We must stand with the French people in their mourning, and we must stand for their cherished principle of liberté, writes Michael Kelly
There has been near universal revulsion at the Islamist terrorist attacks that rocked Paris last week. Only a handful of cretinous Islamic clerics who make a living by outdoing one another in extremism and terror-justification have dissented.
The attack on the little-read satirical magazine Charlie Hebdo captured the public imagination not merely for the vileness of the attack, but the fact that the murder of journalists is an attack on freedom of the press and freedom of expression in general. This is particularly acutely felt in France where the self-identity of the French Fifth Republic is bound up with an almost religious devotion to liberté.
As often happens at times of such tragedy, there is an immediate-felt human need to do something. This usually manifests itself by way of solidarity. Almost immediately, people began making signs and t-shirts with the simple slogan “Je suis Charlie” French for “I am Charlie”. It powerfully captured the huge value we rightly place on the freedom of the press.

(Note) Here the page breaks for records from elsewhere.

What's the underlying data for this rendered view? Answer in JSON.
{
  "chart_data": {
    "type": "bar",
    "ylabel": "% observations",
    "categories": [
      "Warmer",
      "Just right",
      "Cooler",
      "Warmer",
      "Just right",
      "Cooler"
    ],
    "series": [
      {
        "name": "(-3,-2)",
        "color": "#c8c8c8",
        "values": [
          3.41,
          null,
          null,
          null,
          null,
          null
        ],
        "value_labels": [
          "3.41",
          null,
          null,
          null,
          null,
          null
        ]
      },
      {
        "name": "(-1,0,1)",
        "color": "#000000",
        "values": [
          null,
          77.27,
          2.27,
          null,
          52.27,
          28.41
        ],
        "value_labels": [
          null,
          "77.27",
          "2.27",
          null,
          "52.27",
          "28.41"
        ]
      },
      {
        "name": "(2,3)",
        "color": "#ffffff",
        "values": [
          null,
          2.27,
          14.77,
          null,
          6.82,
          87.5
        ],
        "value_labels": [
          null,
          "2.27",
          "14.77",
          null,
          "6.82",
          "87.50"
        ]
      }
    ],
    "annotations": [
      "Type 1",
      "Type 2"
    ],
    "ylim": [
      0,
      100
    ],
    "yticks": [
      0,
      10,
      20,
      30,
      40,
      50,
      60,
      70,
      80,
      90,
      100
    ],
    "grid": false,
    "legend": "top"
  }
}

It was a marvellous manifestation of solidarity and a gesture to all those enemies of freedom that our western values are non-negotiable. But I can’t help but think there was a certain hypocrisy in some of those rushing to defend freedom of expression.
In Ireland today, for example, college campuses have become the new frontier of attacks on freedom of expression. The traditional understanding of a university is a place of liberty where students have their beliefs and deeply-held convictions engaged and challenged. Fast forward to 2015 and some Irish colleges are going to great lengths to stop freedom of expression.
At the National University of Ireland in Galway, for example, the Legion of Mary was suspended as a college society. Its crime: the group placed a poster on a noticeboard which invited people with “same sex attractions” to “develop an interior life of chastity… to move beyond the confines of the homosexual label to a more complete identity in Christ”.
It was too much for the shrinking violets that are university students in Ireland today. Laughably, NUI Galway issued a statement saying “it is committed to protecting the liberty and equality of all students”.
Intolerant
Speaking to this newspaper in October, a former University College Cork chaplain warned that third level institutes here are becoming ‘intolerant’ of Catholic views.
Fr David Barrins expressed concerns that UCC in particular “does not wish to have a plurality of opinions properly represented on campus”.
Fr Barrins said: “There is growing intolerance in the Students Union and the student body to student views that are pro-life or Catholic.
“If you dissent from the prevailing liberal orthodoxy, then there is no place for you to be represented on campus. Indeed you are met with derision and, intolerance,” he said.
Fr Barrins comments came after it was revealed that ‘Love Life’, a student-led pro-life organisation, has been repeatedly denied recognition by the UCC Societies Guild as an official college society.
The Laurentian Catholic society in Trinity College Dublin has been repeatedly warned that it should not use college funds to organise prayer meetings but should instead operate as a kind of Catholic cultural society.
Yet, not one of the Irish commentariat or political establishment bats an eyelid. In short, many of the people chanting and tweeting “Je suis Charlie” in Ireland are quite supportive of subtle forms of censorship of views they don’t like.
Satire, in general, is virtually non-existent in Ireland. What does pass for satire is bland and crippled with political correctness. Except, of course, when it comes to the Catholic Church in which case people go out of their way to offend Catholics.
Freedom of expression is one of those things that a lot of people support in principle, but many people have difficulties when it offends against their particular ‘sacred cow’. We hear talk of ‘hate speech’ and attempts by politicians led by Minister Aodhán Ó Ríordáin to set limits on what people can and can’t say and make the voicing of certain opinions illegal.
There have been loud voices calling for the repeal of Ireland’s blasphemy law. This seems like a sensible proposal. We must be careful, however, that we do not end up in a situation where the ban on religious blasphemy is replaced by a form of secular blasphemy law where certain opinions – some of them without doubt distasteful and downright nasty – are made illegal.
One does not have a right not to be offended. We must stand with the French people in their mourning, and we must stand for their cherished principle of liberté.